Does capitalism really contain, as Marx asserted, the seeds of its own destruction? We can only hope. The first reign of Trump reminded some of the reign of Nero, but let’s not forget that while Nero died in in AD 68, the Roman empire plodded on until AD 476 – another 399 years. In the meantime, it is realist, not cynicist, to own that we are now in the times of hopelessness, demoralization, and fragmentation that Chris Harman predicted at the top of this article. If we can see things for what they are, we can stop giving money to distant elected officials and can then proceed to build our own systems – of dual power, mutual aid, and direct action – in short, to build community – to mitigate many of the negative effects.

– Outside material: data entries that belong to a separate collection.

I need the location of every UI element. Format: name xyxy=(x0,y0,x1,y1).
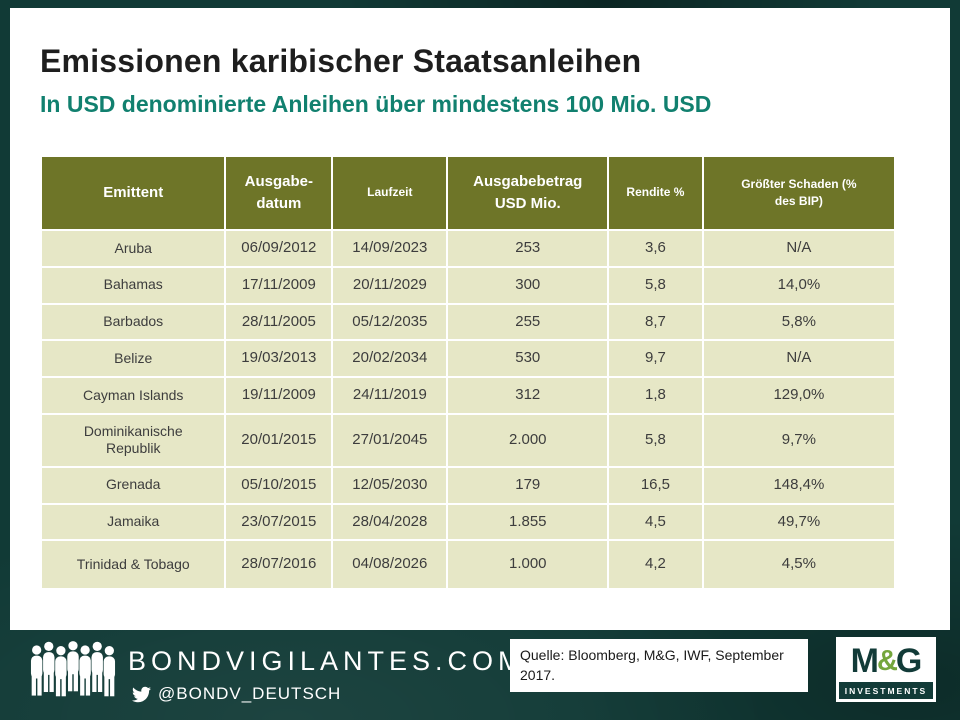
content-area: Emissionen karibischer Staatsanleihen In… xyxy=(10,8,950,630)
table-cell: 1.000 xyxy=(446,539,610,590)
slide-subtitle: In USD denominierte Anleihen über mindes… xyxy=(40,91,712,118)
table-cell: 24/11/2019 xyxy=(331,376,449,415)
table-cell: Belize xyxy=(39,339,227,378)
slide-title: Emissionen karibischer Staatsanleihen xyxy=(40,43,642,80)
table-cell: 300 xyxy=(446,265,610,305)
table-row: Cayman Islands 19/11/2009 24/11/2019 312 1,8… xyxy=(39,376,897,415)
table-cell: 28/07/2016 xyxy=(224,539,334,590)
table-cell: 1.855 xyxy=(446,502,610,542)
table-cell: Cayman Islands xyxy=(39,376,227,415)
twitter-icon xyxy=(132,686,151,702)
table-cell: 1,8 xyxy=(607,376,704,415)
table-row: Barbados 28/11/2005 05/12/2035 255 8,7 5,8% xyxy=(39,302,897,342)
table-row: Bahamas 17/11/2009 20/11/2029 300 5,8 14,0% xyxy=(39,265,897,305)
table-cell: 179 xyxy=(446,465,610,505)
table-cell: 4,5% xyxy=(701,539,897,590)
table-row: Belize 19/03/2013 20/02/2034 530 9,7 N/A xyxy=(39,339,897,378)
table-cell: 05/10/2015 xyxy=(224,465,334,505)
mg-logo-m: M xyxy=(850,641,879,680)
table-cell: 530 xyxy=(446,339,610,378)
table-cell: Jamaika xyxy=(39,502,227,542)
table-cell: 28/04/2028 xyxy=(331,502,449,542)
table-cell: Barbados xyxy=(39,302,227,342)
table-header-cell: Ausgabe- datum xyxy=(224,155,334,231)
table-cell: 19/11/2009 xyxy=(224,376,334,415)
table-row: Trinidad & Tobago 28/07/2016 04/08/2026 1.0… xyxy=(39,539,897,590)
table-row: Dominikanische Republik 20/01/2015 27/01/2… xyxy=(39,412,897,468)
twitter-row: @BONDV_DEUTSCH xyxy=(132,684,341,704)
mg-logo-g: G xyxy=(895,641,922,680)
table-cell: 05/12/2035 xyxy=(331,302,449,342)
table-cell: 27/01/2045 xyxy=(331,412,449,468)
source-note: Quelle: Bloomberg, M&G, IWF, September 2… xyxy=(510,639,808,693)
table-cell: 9,7% xyxy=(701,412,897,468)
table-cell: 3,6 xyxy=(607,229,704,268)
table-cell: 28/11/2005 xyxy=(224,302,334,342)
table-cell: 9,7 xyxy=(607,339,704,378)
mg-logo-letters: M & G xyxy=(839,640,933,682)
site-name: BONDVIGILANTES.COM xyxy=(128,646,526,676)
table-cell: 20/02/2034 xyxy=(331,339,449,378)
table-cell: 5,8 xyxy=(607,412,704,468)
table-cell: 20/01/2015 xyxy=(224,412,334,468)
table-header-cell: Größter Schaden (% des BIP) xyxy=(701,155,897,231)
table-cell: 14,0% xyxy=(701,265,897,305)
table-cell: Aruba xyxy=(39,229,227,268)
table-cell: 253 xyxy=(446,229,610,268)
table-cell: Dominikanische Republik xyxy=(39,412,227,468)
mg-logo-investments: INVESTMENTS xyxy=(839,682,933,699)
table-row: Grenada 05/10/2015 12/05/2030 179 16,5 148,4% xyxy=(39,465,897,505)
table-cell: 16,5 xyxy=(607,465,704,505)
table-cell: 49,7% xyxy=(701,502,897,542)
table-cell: 04/08/2026 xyxy=(331,539,449,590)
table-header-cell: Emittent xyxy=(39,155,227,231)
table-cell: 06/09/2012 xyxy=(224,229,334,268)
table-body: Aruba 06/09/2012 14/09/2023 253 3,6 N/A Bahama… xyxy=(39,229,897,590)
table-cell: 17/11/2009 xyxy=(224,265,334,305)
table-cell: 8,7 xyxy=(607,302,704,342)
table-cell: 5,8 xyxy=(607,265,704,305)
table-cell: 129,0% xyxy=(701,376,897,415)
bond-issuance-table: Emittent Ausgabe- datum Laufzeit Ausgabebet… xyxy=(39,155,897,590)
table-cell: 5,8% xyxy=(701,302,897,342)
table-cell: 4,5 xyxy=(607,502,704,542)
table-cell: 14/09/2023 xyxy=(331,229,449,268)
table-cell: 312 xyxy=(446,376,610,415)
twitter-handle: @BONDV_DEUTSCH xyxy=(158,684,342,703)
table-cell: 148,4% xyxy=(701,465,897,505)
table-cell: 2.000 xyxy=(446,412,610,468)
table-cell: N/A xyxy=(701,229,897,268)
table-header-cell: Laufzeit xyxy=(331,155,449,231)
table-cell: 19/03/2013 xyxy=(224,339,334,378)
mg-logo: M & G INVESTMENTS xyxy=(836,637,936,702)
table-header-row: Emittent Ausgabe- datum Laufzeit Ausgabebet… xyxy=(39,155,897,231)
table-cell: 23/07/2015 xyxy=(224,502,334,542)
table-cell: 12/05/2030 xyxy=(331,465,449,505)
table-cell: 4,2 xyxy=(607,539,704,590)
crowd-icon xyxy=(30,641,116,697)
mg-logo-ampersand: & xyxy=(876,644,898,677)
table-row: Jamaika 23/07/2015 28/04/2028 1.855 4,5 49,7% xyxy=(39,502,897,542)
table-cell: 20/11/2029 xyxy=(331,265,449,305)
table-cell: Bahamas xyxy=(39,265,227,305)
table-cell: 255 xyxy=(446,302,610,342)
table-cell: Grenada xyxy=(39,465,227,505)
table-cell: N/A xyxy=(701,339,897,378)
table-header-cell: Rendite % xyxy=(607,155,704,231)
table-cell: Trinidad & Tobago xyxy=(39,539,227,590)
table-header-cell: Ausgabebetrag USD Mio. xyxy=(446,155,610,231)
table-row: Aruba 06/09/2012 14/09/2023 253 3,6 N/A xyxy=(39,229,897,268)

It might mean training and learning skills like first aid and other things to help defend marginalized peoples under threat; it might mean working to help internally-displaced domestic refugees (our homeless); it might mean calling neighborhood meetings to create power, instead of defaulting to the inherently subservient notion of “speaking truth to power” that gives our initiative away to distant representatives. Whatever it may mean – and many of us will have to figure it out as we go – it’s time to make the connections to help it happen. Do it now; and if it seems hard, there are people out there who can help. Indeed, the time to start was four years ago.